Reading the fructose thread got me thinking (indulge me for a minute): would it make sense to have a nutrition forum on mtbr? 

I ask because I have always been slim (which most would assume to be synonymous with healthy) despite my eating behavior ranging from highly processed junk in general to the opposite end of the spectrum at 'ortho'rexic. It's been hard to tell what foods to stay away from because there have been no visible consequences, and I'm 37.

When it comes to training, I rely on water, heavy carbs ala bagels and pasta; during racing it's HEED, Hammer gels or Fruit Newtons; and for recovery a lot of water, fruits and yogurt. When I'm training for races, my eating is pretty purpose-driven and cuts out a lot of questions... any other time it's all over the place. 

I'm guessing a consult with a sports nutritionist is in order??


----------



## monzie (Aug 5, 2009)

My approach to nutrition is really lax. I usually eat when I am hungry and try to have homemade meals from fresh and if possible organic; usually just end up eating ramen noodles or mac and cheese( I don't eat meat). I blame the terrible eating on the girlfriend; she can't cook and I hate doing it all the time as well as the dishes. 

I do however over indulge in beer...a lot. Luckily i don't have a sweet tooth. A candy bar once every two or so months usually helps remind me why I don't like candy. 

If I am doing a brevet I will over carb with a ton of pasta the night before and eat a bowl of oatmeal the morning of the ride. When on the ride I will usually not bring food and just eat real gross gas station offerings; mindset being I am just going to burn it off that day anyway so it doesn't matter. Vegetable juice from the gas stations and plain water in a Camelbak and in the bottle Perpetuem or molasses, lemon juice and salt. 

As a recreational cyclist who races on occasion and does this for fun I don't see the merit of watching my diet for my hobby though it's a constant form of self torment.

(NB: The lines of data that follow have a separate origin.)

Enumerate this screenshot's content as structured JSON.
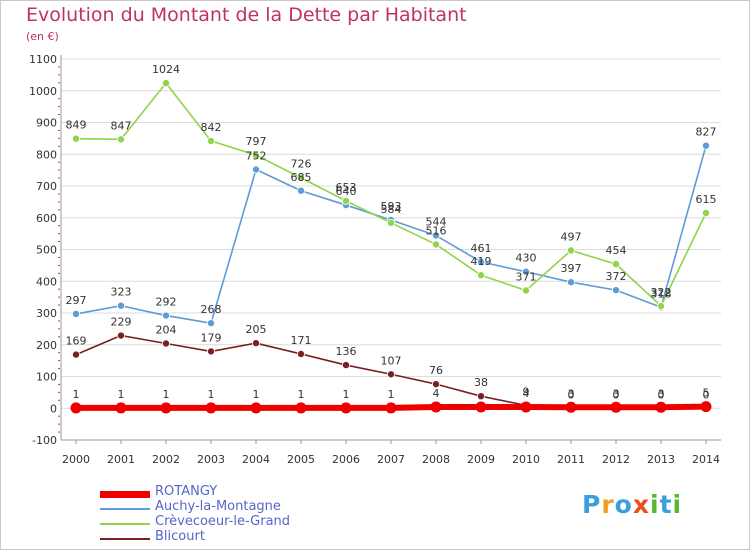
{
  "title": "Evolution du Montant de la Dette par Habitant",
  "unit": "(en €)",
  "logo": {
    "letters": [
      "P",
      "r",
      "o",
      "x",
      "i",
      "t",
      "i"
    ],
    "colors": [
      "#3aa0dc",
      "#f0a020",
      "#3aa0dc",
      "#e8501a",
      "#5ab82e",
      "#3aa0dc",
      "#5ab82e"
    ]
  },
  "chart_data": {
    "type": "line",
    "title": "Evolution du Montant de la Dette par Habitant",
    "ylabel": "(en €)",
    "x": [
      "2000",
      "2001",
      "2002",
      "2003",
      "2004",
      "2005",
      "2006",
      "2007",
      "2008",
      "2009",
      "2010",
      "2011",
      "2012",
      "2013",
      "2014"
    ],
    "ylim": [
      -100,
      1100
    ],
    "yticks": [
      "-100",
      "0",
      "100",
      "200",
      "300",
      "400",
      "500",
      "600",
      "700",
      "800",
      "900",
      "1000",
      "1100"
    ],
    "grid": "horizontal",
    "legend": "bottom-left",
    "series": [
      {
        "name": "ROTANGY",
        "color": "#ee0000",
        "values": [
          1,
          1,
          1,
          1,
          1,
          1,
          1,
          1,
          4,
          4,
          4,
          3,
          3,
          3,
          5
        ],
        "labels": [
          "1",
          "1",
          "1",
          "1",
          "1",
          "1",
          "1",
          "1",
          "4",
          "",
          "4",
          "3",
          "3",
          "3",
          "5"
        ]
      },
      {
        "name": "Auchy-la-Montagne",
        "color": "#5f9bd6",
        "values": [
          297,
          323,
          292,
          268,
          752,
          685,
          640,
          593,
          544,
          461,
          430,
          397,
          372,
          318,
          827
        ],
        "labels": [
          "297",
          "323",
          "292",
          "268",
          "752",
          "685",
          "640",
          "593",
          "544",
          "461",
          "430",
          "397",
          "372",
          "318",
          "827"
        ]
      },
      {
        "name": "Crèvecoeur-le-Grand",
        "color": "#8fd44a",
        "values": [
          849,
          847,
          1024,
          842,
          797,
          726,
          653,
          584,
          516,
          419,
          371,
          497,
          454,
          322,
          615
        ],
        "labels": [
          "849",
          "847",
          "1024",
          "842",
          "797",
          "726",
          "653",
          "584",
          "516",
          "419",
          "371",
          "497",
          "454",
          "322",
          "615"
        ]
      },
      {
        "name": "Blicourt",
        "color": "#7a2020",
        "values": [
          169,
          229,
          204,
          179,
          205,
          171,
          136,
          107,
          76,
          38,
          9,
          0,
          0,
          0,
          0
        ],
        "labels": [
          "169",
          "229",
          "204",
          "179",
          "205",
          "171",
          "136",
          "107",
          "76",
          "38",
          "9",
          "0",
          "0",
          "0",
          "0"
        ]
      }
    ]
  }
}
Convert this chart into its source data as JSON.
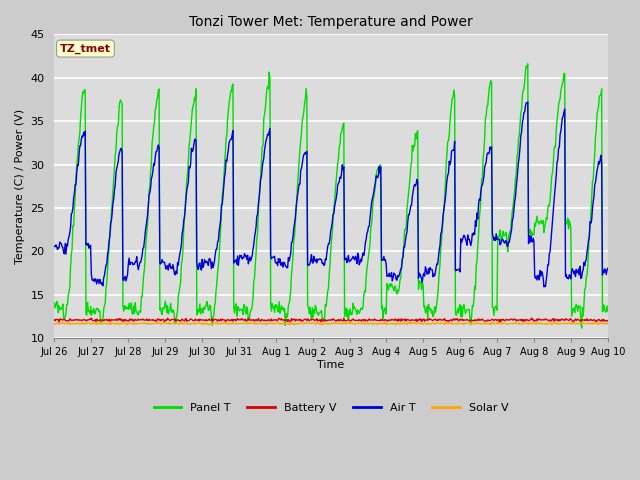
{
  "title": "Tonzi Tower Met: Temperature and Power",
  "xlabel": "Time",
  "ylabel": "Temperature (C) / Power (V)",
  "ylim": [
    10,
    45
  ],
  "yticks": [
    10,
    15,
    20,
    25,
    30,
    35,
    40,
    45
  ],
  "annotation": "TZ_tmet",
  "annotation_color": "#8B0000",
  "annotation_bg": "#FFFFCC",
  "fig_bg_color": "#D8D8D8",
  "plot_bg_color": "#DCDCDC",
  "grid_color": "#FFFFFF",
  "panel_t_color": "#00DD00",
  "battery_v_color": "#DD0000",
  "air_t_color": "#0000DD",
  "solar_v_color": "#FFA500",
  "x_labels": [
    "Jul 26",
    "Jul 27",
    "Jul 28",
    "Jul 29",
    "Jul 30",
    "Jul 31",
    "Aug 1",
    "Aug 2",
    "Aug 3",
    "Aug 4",
    "Aug 5",
    "Aug 6",
    "Aug 7",
    "Aug 8",
    "Aug 9",
    "Aug 10"
  ],
  "panel_t_peaks": [
    39,
    37.5,
    38.5,
    38.5,
    39.5,
    40,
    38,
    34.5,
    30,
    34,
    38,
    39.5,
    41.5,
    40.5,
    38.5,
    36
  ],
  "panel_t_mins": [
    12,
    12,
    12,
    12,
    12,
    12,
    12,
    12,
    12.5,
    15,
    12,
    12,
    21,
    22.5,
    12,
    12
  ],
  "air_t_peaks": [
    34,
    32,
    32.5,
    33,
    33.5,
    34,
    31.5,
    29.5,
    29.5,
    28,
    32,
    32,
    37.5,
    36,
    31,
    31
  ],
  "air_t_mins": [
    20,
    16,
    18,
    17.5,
    18,
    18.5,
    18,
    18.5,
    18.5,
    16.5,
    17,
    21,
    20.5,
    16,
    17,
    17
  ],
  "battery_v_level": 12.1,
  "solar_v_level": 11.7
}
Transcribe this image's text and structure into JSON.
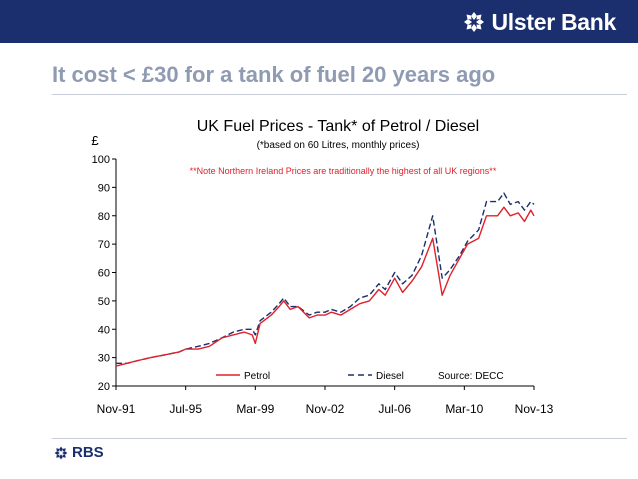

Also, I am 26 if you were curious.


----------



## OnForm (Feb 11, 2011)

I highly recommend Racing Weight by Matt Fitzgerald. One the biggest take aways I've had is about timing my meals and what to eat at different times of the day.

http://www.velopress.com/nutrition.php?id=289


----------



## forgiven_nick (Nov 7, 2006)

We definitely need a nutrition forum.

I would love to hear more debates on all the topics from electrolyte intake to post ride recovery strategies to carbohydrate source preferences.


----------



## ZachTX (Feb 20, 2010)

monzie said:


> I blame the terrible eating on the girlfriend; she can't cook and I hate doing it all the time as well as the dishes.


A little OT here, but the wife and i have a deal. If I cook, she cleans, and vice versa. It makes it much easier, and the kitchen always stays clean.

And if she really can't cook at all, at least you'll never have to do the dishes again.


----------